Час поздний, а для старика Домашони словно нет его, времени, хоть и летит оно мимо его избушки вместе с чёрными облаками. И жажда в нём высказать всё, что под сердцем жжёт до боли, а другой ночи может и не быть, да и гостю спать нельзя, тесно в голове от переживаний. Глядит он из тёмного угла на Домашоню, и шевелится в нём всё внутри.

…– Дедушка мой, почему я таким уродился… Он же без согласия женился, без благословения. Чужую бабу взял. По льду на коне пошёл в Китай, выкрал там манчжурку, нате, мол, любуйтесь. Они же, терские, все чумные да вороватые.
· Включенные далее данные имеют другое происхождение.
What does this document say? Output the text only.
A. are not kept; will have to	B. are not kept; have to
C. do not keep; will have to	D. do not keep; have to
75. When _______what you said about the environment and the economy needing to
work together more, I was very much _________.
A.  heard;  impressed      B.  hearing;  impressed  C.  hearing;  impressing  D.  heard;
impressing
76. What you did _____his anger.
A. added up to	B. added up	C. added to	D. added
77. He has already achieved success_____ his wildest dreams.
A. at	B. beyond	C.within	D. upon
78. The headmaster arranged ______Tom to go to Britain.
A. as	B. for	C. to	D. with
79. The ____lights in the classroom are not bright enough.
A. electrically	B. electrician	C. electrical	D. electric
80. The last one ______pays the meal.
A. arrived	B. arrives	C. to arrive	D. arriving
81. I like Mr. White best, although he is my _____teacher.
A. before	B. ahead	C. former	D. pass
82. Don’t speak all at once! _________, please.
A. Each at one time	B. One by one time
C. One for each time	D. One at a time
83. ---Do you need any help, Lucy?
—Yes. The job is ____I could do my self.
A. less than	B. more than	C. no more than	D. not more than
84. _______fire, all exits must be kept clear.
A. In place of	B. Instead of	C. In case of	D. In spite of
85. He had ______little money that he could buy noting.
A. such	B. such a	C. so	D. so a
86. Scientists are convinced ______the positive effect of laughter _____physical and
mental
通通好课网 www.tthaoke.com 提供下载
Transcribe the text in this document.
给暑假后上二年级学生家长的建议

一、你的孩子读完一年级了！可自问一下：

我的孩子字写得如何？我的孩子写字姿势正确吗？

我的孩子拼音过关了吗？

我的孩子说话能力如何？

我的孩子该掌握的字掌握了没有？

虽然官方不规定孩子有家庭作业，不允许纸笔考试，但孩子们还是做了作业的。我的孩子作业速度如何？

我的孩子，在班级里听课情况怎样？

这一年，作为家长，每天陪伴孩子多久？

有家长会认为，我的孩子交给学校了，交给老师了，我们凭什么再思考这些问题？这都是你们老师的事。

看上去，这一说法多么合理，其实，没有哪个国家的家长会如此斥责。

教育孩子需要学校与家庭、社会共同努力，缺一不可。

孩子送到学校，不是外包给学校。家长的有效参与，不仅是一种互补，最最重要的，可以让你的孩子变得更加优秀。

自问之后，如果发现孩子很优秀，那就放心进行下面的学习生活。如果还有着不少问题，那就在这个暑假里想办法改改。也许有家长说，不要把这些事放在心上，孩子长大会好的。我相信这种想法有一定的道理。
А на Кавказе-то, сам знаешь. Прадед-то, сам Турчин, тоже с турецкой кровью, да с вожжиной на него. А куды там… Дым из ушей. Поговорили так, что рассорились на всю жизнь, а и та недолгой была. Не было потом её. Всё же перед революцией случилось. А китайка, выходит, мне бабка. Красивая, говорят, была, манчжурской крови. А казаку того и надо. Любо ему народ подивить, как будто своих баб не хватало по станицам. Но душе-то не прикажешь. А мать, старуху мою, ты видел. Так с трубкой во рту и сдохнет, наверное. Когда только… Дай ей бог, – тихо крестится Домашоня, а сам в слезах. Горестно ему о матери говорить, потому как и сам немолод.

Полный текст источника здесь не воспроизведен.